Jones v. JonesAnnotate this Case
301 S.W.2d 737 (1957)
Denzil W. JONES, Appellant, v. Woodrow JONES, Appellee.
Supreme Court of Arkansas.
May 13, 1957.
Ted Goldman and Chas. C. Wine, Texarkana, for appellant.
Shaver, Tackett & Jones, Texarkana, for appellee.
GEORGE ROSE SMITH, Justice.
This is a suit by the appellee to cancel an assertedly usurious contract by which he bought a car from the appellant, an automobile dealer. The appellant contends that he did not intend to charge excessive *738 interest and merely made a mistake in the amount of the premium for insurance on the vehicle. The chancellor found the agreement to be void for usury and ordered its cancellation.
The net price for the car, after an allowance for the value of a mortgaged truck that was traded in by the buyer, was $957. By the contract the buyer was required to pay $1,200 in twenty-four equal monthly installments. It is conceded that the difference of $243 was intended to represent nothing except interest and insurance. The actual insurance premium was at the rate of $118 for the two years, which leaves an apparent interest charge amounting to more than ten per cent per annum. The appellant insists, however, that by mutual mistake the contract was prepared upon the erroneous assumption that the insurance premium would be $140, which would bring the amount attributable to interest within the legal limit.
The chancellor's rejection of this contention is not against the weight of the evidence. The appellant testified that before preparing the contract he telephoned an insurance agent and was told that the premium would be $140. He says that he passed this information on to the appellee. The latter denies that the amount of the premium was ever mentioned. He says that he signed the contract in blank upon the understanding that the seller would insert the correct charge for the insurance on the car. Upon either of these versions the mistake, if it actually occurred, would evidently be a mutual one.
The appellant's testimony is corroborated only by the fact that the correct premium would have been $140 if the purchaser had meant to use the car in his business as a plumber. There is at least some evidence to support the view that the vehicle was to be so used, and we are asked to find that the premium should in fact have been $140. This request is beside the point, for the question is whether the parties agreed to a contract affording the lender an excessive rate of interest. If the evidence requires an affirmative answer to that question, it is plain that the agreement cannot be purged of usury by the extraneous fact that the insurer might have charged a greater premium if it had chosen to do so.
There are several circumstances tending to rebut the appellant's insistence that a genuine mistake occurred. First, the supposed error is attributed solely to the incorrect information that the appellant says he received from his insurance agent. That this agent was not called as a witness, nor his absence accounted for, suggests that his testimony would not have been favorable to the appellant. Rutherford v. Casey, 190 Ark. 79, 77 S.W.2d 58.

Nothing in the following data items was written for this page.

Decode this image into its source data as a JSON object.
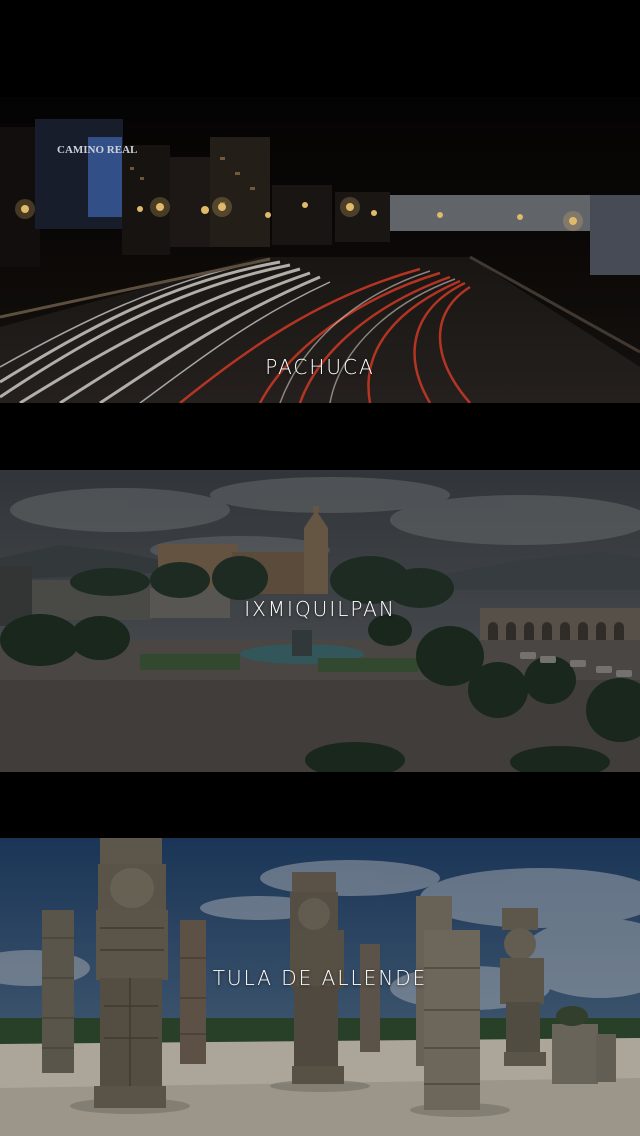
{
  "cities": [
    {
      "name": "PACHUCA"
    },
    {
      "name": "IXMIQUILPAN"
    },
    {
      "name": "TULA DE ALLENDE"
    }
  ],
  "signage": {
    "hotel_sign": "CAMINO REAL"
  },
  "colors": {
    "background": "#000000",
    "label": "#ffffff"
  }
}
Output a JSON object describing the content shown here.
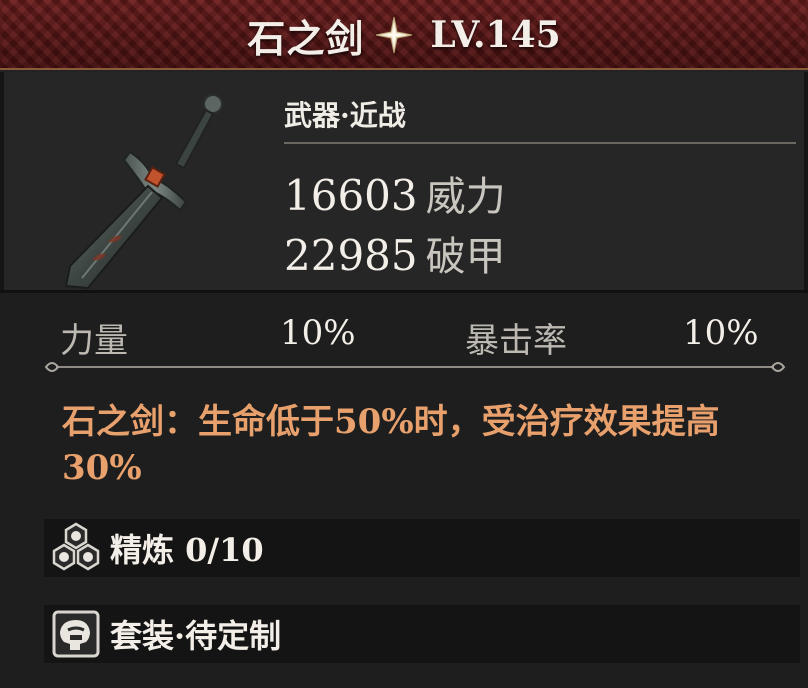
{
  "header": {
    "name": "石之剑",
    "star_icon": "sparkle-star-icon",
    "level": "LV.145",
    "color": "#5e1818"
  },
  "item": {
    "category": "武器·近战",
    "weapon_icon": "stone-sword-icon",
    "stats": [
      {
        "value": "16603",
        "label": "威力"
      },
      {
        "value": "22985",
        "label": "破甲"
      }
    ]
  },
  "attributes": [
    {
      "name": "力量",
      "value": "10%"
    },
    {
      "name": "暴击率",
      "value": "10%"
    }
  ],
  "effect": {
    "text": "石之剑：生命低于50%时，受治疗效果提高30%",
    "color": "#e8a06c"
  },
  "refine": {
    "icon": "hexagon-cluster-icon",
    "label": "精炼 0/10"
  },
  "set": {
    "icon": "armor-set-icon",
    "label": "套装·待定制"
  }
}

Second, the written contract contains no statement whatever of the amount to be paid either as interest or as the premium for insurance. On its face the agreement appears to be usurious, for it recites only the factors making up the net price of $957 and the buyer's obligation to pay $1,200 in twenty-four installments of $50 each. When, as here, the lender writes the contract he has the opportunity to put down in black and white an intelligible description, and the exact amount, of every charge that is being added to the principal of the debt. Last week we pointed out that the practice of attaching meaningless labels to such charges weakens the lender's position when usury is asserted. Whiddon v. Universal C.I.T. Credit Corp, Ark, 301 S.W.2d 567. The same criticism can fairly be made of a contract that gives the borrower no information at all about the deferred charges being exacted by the lender. In either case the trier of the facts is justified in assuming, until he is convinced by proof to the contrary, that the difference between the principal of the loan and the face amount of the contract represents interest on the debt.
Third, the appellant paid the insurance premium within four or five days after the *739 sale of the car and must then have known with certainty that an overcharge had been made. Unlike the lender in the Whiddon case, supra, the appellant made no effort to inform the borrower of the overcharge until after this suit had been filed, some months later. It is indicated by the appellant's testimony that he considered himself entitled to the windfall resulting from his mistake, as he assumed that he could not have collected from the borrower if the mistake had been in the latter's favor. To accept this explanation as a basis for upholding the contract would establish a precedent giving every lender unlimited freedom to make similar mistakes without risking the penalty of usury.